Çocuk kalmak ya kalamamak: Biz büyüdükçe kirlenir mi dünya?
Dünyanın en büyük klişelerinden biri şu: "Biz büyüdük ve kirlendi dünya..." Sahiden biz büyüyünce mi kirleniyor dünya? Çocuk kalabilmek çok mu zor? Çocuk ruhlu insanlar neden 'en en en' sevilen arkadaşlarımız? Gelin Molatik olalım.

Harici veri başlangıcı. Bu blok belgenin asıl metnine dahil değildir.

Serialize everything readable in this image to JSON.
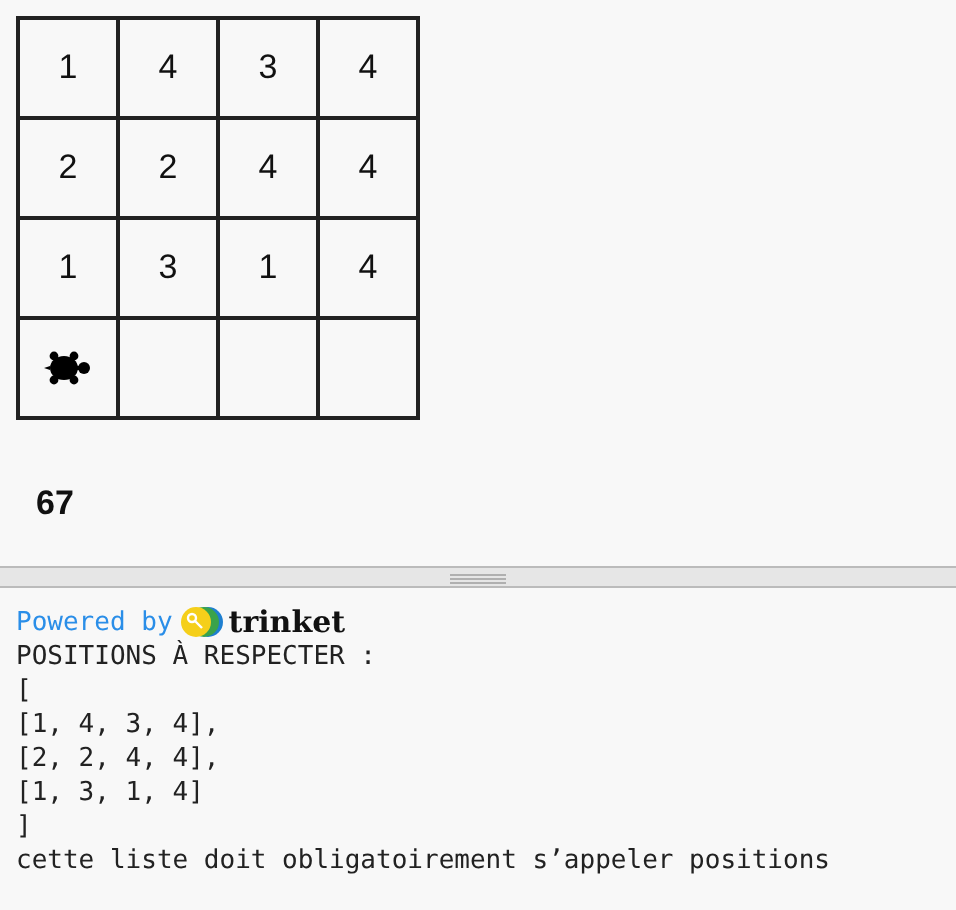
{
  "grid": {
    "rows": [
      [
        {
          "kind": "number",
          "text": "1"
        },
        {
          "kind": "number",
          "text": "4"
        },
        {
          "kind": "number",
          "text": "3"
        },
        {
          "kind": "number",
          "text": "4"
        }
      ],
      [
        {
          "kind": "number",
          "text": "2"
        },
        {
          "kind": "number",
          "text": "2"
        },
        {
          "kind": "number",
          "text": "4"
        },
        {
          "kind": "number",
          "text": "4"
        }
      ],
      [
        {
          "kind": "number",
          "text": "1"
        },
        {
          "kind": "number",
          "text": "3"
        },
        {
          "kind": "number",
          "text": "1"
        },
        {
          "kind": "number",
          "text": "4"
        }
      ],
      [
        {
          "kind": "turtle"
        },
        {
          "kind": "empty"
        },
        {
          "kind": "empty"
        },
        {
          "kind": "empty"
        }
      ]
    ]
  },
  "score": "67",
  "console": {
    "powered_by": "Powered by",
    "brand": "trinket",
    "lines": [
      "POSITIONS À RESPECTER :",
      "[",
      "[1, 4, 3, 4],",
      "[2, 2, 4, 4],",
      "[1, 3, 1, 4]",
      "]",
      "cette liste doit obligatoirement s’appeler positions"
    ]
  }
}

Yaşamanın kıymetini bilmek!
Yaşam, binbir hazineyle dolu. Keşfettikçe keşfediyoruz. Yaşamın sırrı, yaşamanın kıymetini bilmekten geçiyor. Bunları da ancak çocuk ruhumuzu koruyarak ve kollayarak yapabiliyoruz. Hal böyleyken "Biz büyüdük ve kirlendi dünya" klişeleri bizleri en fazla teğet geçiyor. Dünyaya gerçekten bu kadar negatif mi bakmalıyız? Yaşadığımız koşuşturmada, negatiflikte çocuk kalmak çok mu zor?
Peki neden bocalıyoruz?
UNICEF, 20 Kasım'da 'Dünya Çocuk Hakları' ile ilgili bir mesaj paylaşmış. UNICEF'in mesajında 'Sen de #dünyaçocukgünü etiketiyle paylaş ve çocuklara destek ol!' lafları yer almış. Gitgide annemize, babamıza benziyoruz afitap! Kocaman olmaktan gocunmuyoruz. Sonra bu mesaja denk gelince afallıyoruz. Acaba çocuk ruhumuz hep bizimle de o yüzden mi bocalıyoruz bir UNICEF mesajına?
Dalgalı denizde bile!
Hayat eksi ve artılardan ibaret. Çocuk ruhunu koruyan, çocuk enerjisiyle çevreye pozitiflik saçanlar nasıl da görünüyor ve seviliyorlar, değil mi? Sırrı ne bunun? Elbette çocuksu ruha sahip çıkmak. "Çocuk taklidi yapın" demiyorum. Masum bakın. Saf olana dokunun. Sorun, sorgulayın. Bütün mesele dalgalı denizde dahi korkusuzca, çocuksu bir merakla kalabilmekte. Çocuk kalmak ya da kalamamak. İşte bence asıl bütün mesele bu!